Under Brownback’s executive reorganization order, the Animal Health Department would be transferred to the Agriculture Department for an estimated savings of about $500,000.
The Kansas Livestock Association supports Brownback’s proposal, but said the success of the plan will be contingent on the Legislature providing enough funds for the proposed new Animal Health Division of the Agriculture Department.
Livestock Commissioner Bill Brown, who directs the Animal Health Department, said he believed the state could save some funds under the proposal, but he urged legislators to restore proposed budget cuts by Brownback to a program designed to control the feral swine population.
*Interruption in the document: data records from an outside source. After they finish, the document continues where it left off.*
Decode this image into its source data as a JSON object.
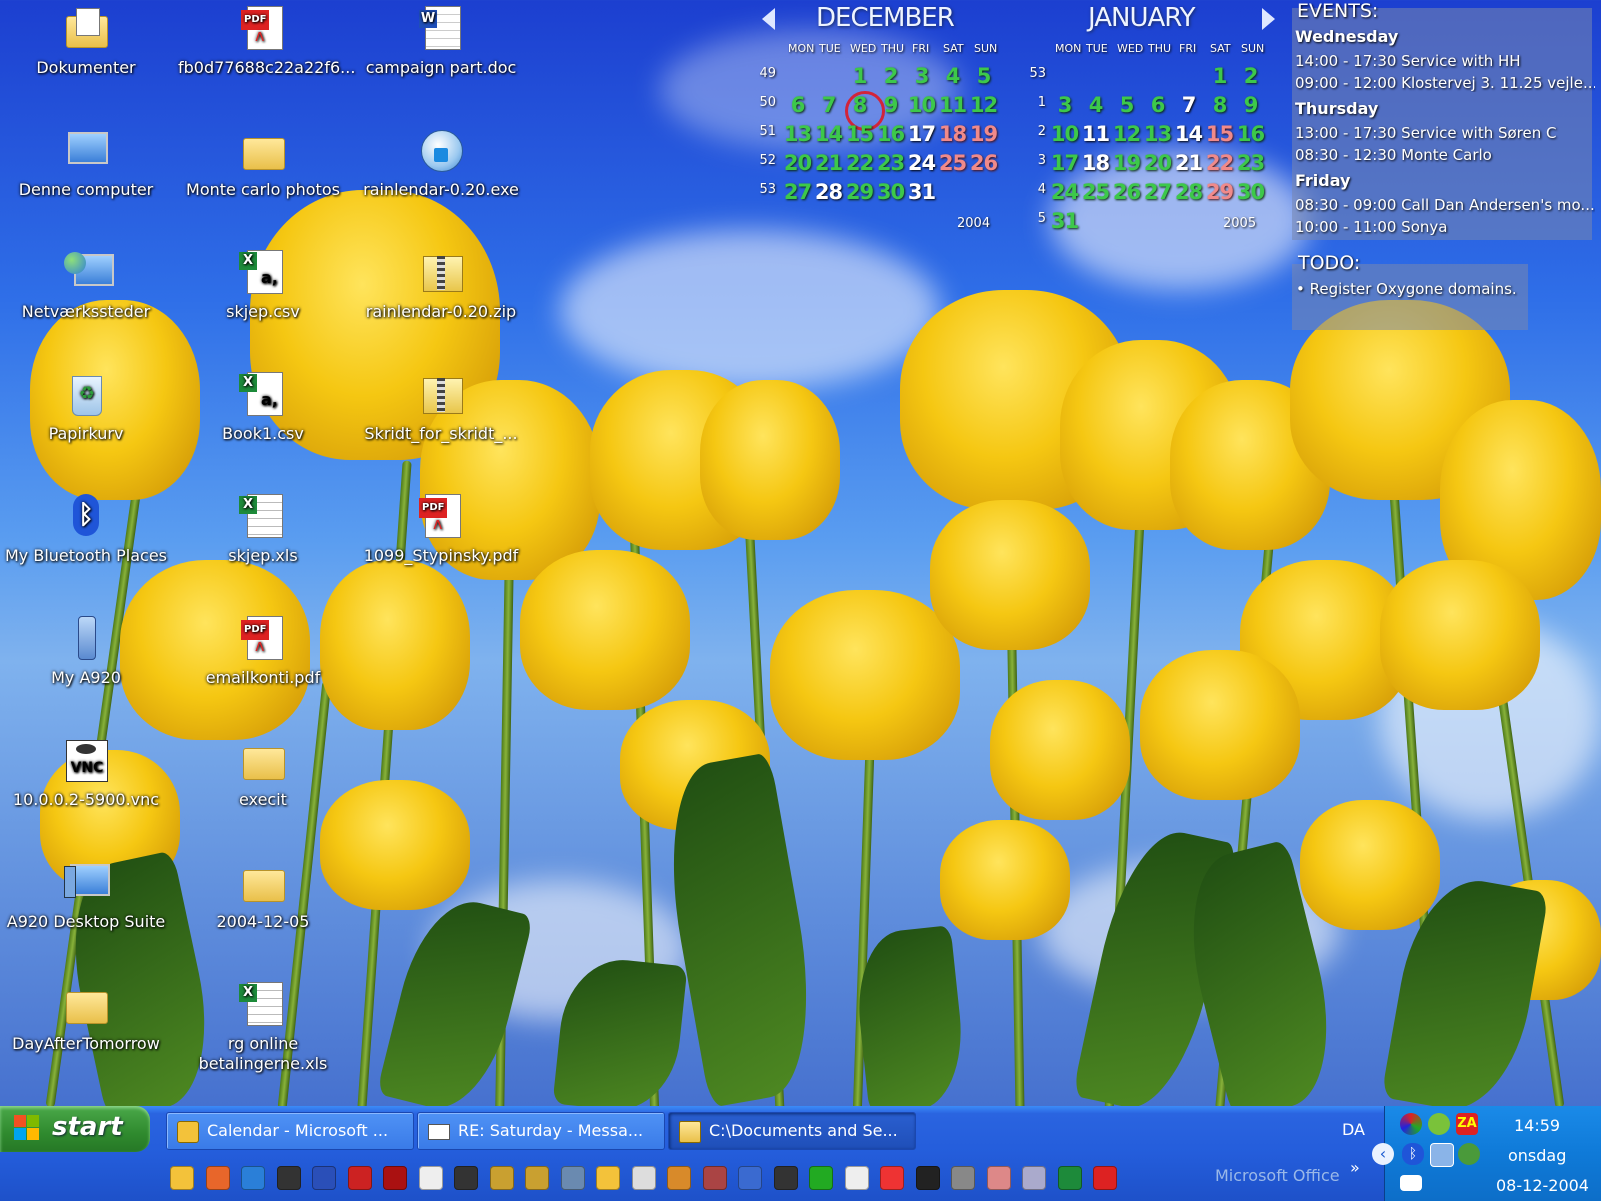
{
  "desktop": {
    "icons": [
      {
        "label": "Dokumenter",
        "icon": "folder-documents-icon"
      },
      {
        "label": "fb0d77688c22a22f6...",
        "icon": "pdf-icon"
      },
      {
        "label": "campaign part.doc",
        "icon": "word-doc-icon"
      },
      {
        "label": "Denne computer",
        "icon": "computer-icon"
      },
      {
        "label": "Monte carlo photos",
        "icon": "folder-icon"
      },
      {
        "label": "rainlendar-0.20.exe",
        "icon": "installer-icon"
      },
      {
        "label": "Netværkssteder",
        "icon": "network-icon"
      },
      {
        "label": "skjep.csv",
        "icon": "csv-icon"
      },
      {
        "label": "rainlendar-0.20.zip",
        "icon": "zip-icon"
      },
      {
        "label": "Papirkurv",
        "icon": "recycle-bin-icon"
      },
      {
        "label": "Book1.csv",
        "icon": "csv-icon"
      },
      {
        "label": "Skridt_for_skridt_...",
        "icon": "zip-icon"
      },
      {
        "label": "My Bluetooth Places",
        "icon": "bluetooth-icon"
      },
      {
        "label": "skjep.xls",
        "icon": "excel-icon"
      },
      {
        "label": "1099_Stypinsky.pdf",
        "icon": "pdf-icon"
      },
      {
        "label": "My A920",
        "icon": "phone-icon"
      },
      {
        "label": "emailkonti.pdf",
        "icon": "pdf-icon"
      },
      {
        "label": "10.0.0.2-5900.vnc",
        "icon": "vnc-icon"
      },
      {
        "label": "execit",
        "icon": "folder-icon"
      },
      {
        "label": "A920 Desktop Suite",
        "icon": "desktop-suite-icon"
      },
      {
        "label": "2004-12-05",
        "icon": "folder-icon"
      },
      {
        "label": "DayAfterTomorrow",
        "icon": "folder-icon"
      },
      {
        "label": "rg online betalingerne.xls",
        "icon": "excel-icon"
      }
    ]
  },
  "calendar": {
    "prev_label": "previous-month-icon",
    "next_label": "next-month-icon",
    "weekdays": [
      "MON",
      "TUE",
      "WED",
      "THU",
      "FRI",
      "SAT",
      "SUN"
    ],
    "months": [
      {
        "name": "DECEMBER",
        "year": "2004",
        "weeks": [
          "49",
          "50",
          "51",
          "52",
          "53"
        ],
        "rows": [
          [
            "",
            "",
            "1",
            "2",
            "3",
            "4",
            "5"
          ],
          [
            "6",
            "7",
            "8",
            "9",
            "10",
            "11",
            "12"
          ],
          [
            "13",
            "14",
            "15",
            "16",
            "17",
            "18",
            "19"
          ],
          [
            "20",
            "21",
            "22",
            "23",
            "24",
            "25",
            "26"
          ],
          [
            "27",
            "28",
            "29",
            "30",
            "31",
            "",
            ""
          ]
        ],
        "today": "8"
      },
      {
        "name": "JANUARY",
        "year": "2005",
        "weeks": [
          "53",
          "1",
          "2",
          "3",
          "4",
          "5"
        ],
        "rows": [
          [
            "",
            "",
            "",
            "",
            "",
            "1",
            "2"
          ],
          [
            "3",
            "4",
            "5",
            "6",
            "7",
            "8",
            "9"
          ],
          [
            "10",
            "11",
            "12",
            "13",
            "14",
            "15",
            "16"
          ],
          [
            "17",
            "18",
            "19",
            "20",
            "21",
            "22",
            "23"
          ],
          [
            "24",
            "25",
            "26",
            "27",
            "28",
            "29",
            "30"
          ],
          [
            "31",
            "",
            "",
            "",
            "",
            "",
            ""
          ]
        ]
      }
    ]
  },
  "events": {
    "title": "EVENTS:",
    "groups": [
      {
        "day": "Wednesday",
        "items": [
          "14:00 - 17:30 Service with HH",
          "09:00 - 12:00 Klostervej 3. 11.25 vejle..."
        ]
      },
      {
        "day": "Thursday",
        "items": [
          "13:00 - 17:30 Service with Søren C",
          "08:30 - 12:30 Monte Carlo"
        ]
      },
      {
        "day": "Friday",
        "items": [
          "08:30 - 09:00 Call Dan Andersen's mo...",
          "10:00 - 11:00 Sonya"
        ]
      }
    ]
  },
  "todo": {
    "title": "TODO:",
    "items": [
      "Register Oxygone domains."
    ]
  },
  "taskbar": {
    "start_label": "start",
    "windows": [
      {
        "label": "Calendar - Microsoft ...",
        "icon": "outlook-calendar-icon"
      },
      {
        "label": "RE: Saturday - Messa...",
        "icon": "mail-message-icon"
      },
      {
        "label": "C:\\Documents and Se...",
        "icon": "explorer-folder-icon"
      }
    ],
    "language": "DA",
    "toolbar_label": "Microsoft Office",
    "chevron": "»",
    "clock_time": "14:59",
    "clock_day": "onsdag",
    "clock_date": "08-12-2004",
    "quick_launch": [
      "outlook-icon",
      "firefox-icon",
      "internet-explorer-icon",
      "vnc-viewer-icon",
      "word-icon",
      "powerpoint-icon",
      "pdf-tool-icon",
      "media-player-icon",
      "vnc-icon",
      "winzip-icon",
      "winzip-self-extract-icon",
      "network-tool-icon",
      "rainlendar-icon",
      "cd-icon",
      "clock-icon",
      "game-icon",
      "headset-icon",
      "walker-icon",
      "radioactive-icon",
      "card-icon",
      "firewall-icon",
      "h-icon",
      "crosshair-icon",
      "paint-icon",
      "notepad-icon",
      "excel-icon",
      "antivirus-icon"
    ],
    "tray_icons": [
      "sync-icon",
      "update-icon",
      "zonealarm-icon",
      "collapse-icon",
      "bluetooth-tray-icon",
      "network-tray-icon",
      "users-tray-icon",
      "mail-tray-icon"
    ]
  }
}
Rep. Tom Sloan, R-Lawrence, said he wanted to make sure the program was maintained. Several years ago, more than 200 feral swine were removed from Douglas County.
Brown said Kansas currently has 500 to 600 feral swine, but that could increase dramatically without the program. “Given the reproduction dynamics of a feral pig, you’d be back in the thousands,” he said.
The committee planned to work on Brownback’s budget proposal later.